Before You Use the Word 'Spooky' You Should Know Its Racist Origins

With all the skeletons, witch hats and spider webs decorating homes and stores across the nation during Halloween—not to mention the plethora of horror movies widely available during the month of October—it seems fitting to call it "spooky" season.

However, there are connotations associated with the word "spooky" that are much more horrifying than the ghosts to which the term usually refers.

According to Merriam-Webster, the word "spooky" is defined as, "relating to, resembling or suggesting spooks." A further break-down of "spook" gives way to the meaning, "ghost, specter" or "an undercover agent: spy." But the Dutch word describing apparitions, which first came into use around the 19th century, took on a more sinister meaning around World War II, when white American soldiers started referring to their Black counterparts as "spooks."

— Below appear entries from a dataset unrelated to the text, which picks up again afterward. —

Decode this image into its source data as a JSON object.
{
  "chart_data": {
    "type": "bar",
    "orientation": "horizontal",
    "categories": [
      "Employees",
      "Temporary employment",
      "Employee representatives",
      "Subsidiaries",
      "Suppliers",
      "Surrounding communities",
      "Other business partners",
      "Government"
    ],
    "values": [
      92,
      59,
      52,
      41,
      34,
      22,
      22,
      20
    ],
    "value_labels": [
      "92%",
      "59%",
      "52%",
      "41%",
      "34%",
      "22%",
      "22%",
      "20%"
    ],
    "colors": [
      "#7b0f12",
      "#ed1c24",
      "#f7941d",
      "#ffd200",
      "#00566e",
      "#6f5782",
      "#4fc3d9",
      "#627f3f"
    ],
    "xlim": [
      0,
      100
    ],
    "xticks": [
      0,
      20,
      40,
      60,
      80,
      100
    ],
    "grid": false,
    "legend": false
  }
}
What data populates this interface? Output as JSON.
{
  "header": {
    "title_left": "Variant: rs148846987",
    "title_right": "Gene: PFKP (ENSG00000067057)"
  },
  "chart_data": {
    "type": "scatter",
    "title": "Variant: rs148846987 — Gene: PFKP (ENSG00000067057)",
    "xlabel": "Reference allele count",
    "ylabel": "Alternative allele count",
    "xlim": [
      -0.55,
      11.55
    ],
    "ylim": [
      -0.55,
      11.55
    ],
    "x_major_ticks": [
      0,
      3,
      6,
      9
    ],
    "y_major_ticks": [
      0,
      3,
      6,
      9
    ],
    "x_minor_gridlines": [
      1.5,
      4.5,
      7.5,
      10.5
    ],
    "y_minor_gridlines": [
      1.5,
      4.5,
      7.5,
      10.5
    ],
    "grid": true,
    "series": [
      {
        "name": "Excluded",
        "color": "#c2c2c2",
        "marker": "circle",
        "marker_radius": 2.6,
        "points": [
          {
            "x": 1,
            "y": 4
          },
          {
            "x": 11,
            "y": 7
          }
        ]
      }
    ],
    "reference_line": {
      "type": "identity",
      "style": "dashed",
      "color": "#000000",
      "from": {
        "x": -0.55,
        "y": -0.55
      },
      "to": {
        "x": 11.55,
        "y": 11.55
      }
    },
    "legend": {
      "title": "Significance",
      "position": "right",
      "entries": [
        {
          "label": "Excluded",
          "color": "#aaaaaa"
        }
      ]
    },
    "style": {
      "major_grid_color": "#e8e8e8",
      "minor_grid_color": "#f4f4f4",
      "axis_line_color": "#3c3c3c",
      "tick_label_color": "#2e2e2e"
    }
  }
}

Originally, pilots of the Tuskegee Institute—derived of the first Black military aviators in the U.S. Army Air Corps—were called the "Spookwaffe"—a play on the German term "waffe," which means weapon or gun. When airmen returned from their posts with the nickname, white Americans caught wind of the name and began linking the term "spook" to blackness, thus resulting in the word transitioning into a racial slur and its derogatory use.

Author Sam Greenlee did attempt to revive the word's initial definition with his 1969 book The Spook Who Sat By the Door, which was later turned into a feature film in 1973. The plot follows the fictional story of the first Black CIA agent Lawrence Cook, and the reference of the word "spook" serves as a reference to the fact that he is a spy, although the term is also used in a racially offensive way by those who Lawrence encounters throughout the book and movie.

Over the years, people have increasingly used the word to describe moments of feeling frightened. However, there have been times when organizations and individuals have come under fire for using the word.

The Meaning of 'Spooky'
Halloween items for sale at a home improvement retailer store in Alhambra, California on September 9, 2020. FREDERIC J. BROWN/AFP via Getty Images

Back in 2018, an elementary school in North Carolina came under fire when a student came home with new vocabulary words to memorize—"spook" and "gook," the latter of which is an offensive term to people of East and Southeast Asian descent. That same year, the Houston Museum of Natural Science had to issue an apology to its members after a mass email was sent with the subject line: "Party With Spooks."

Even Target has faced backlash for using the word. The retailer was forced to remove a toy dubbed "Spook Drop Parachuters" from its shelves and inventory after people complained of its racist meaning in 2010.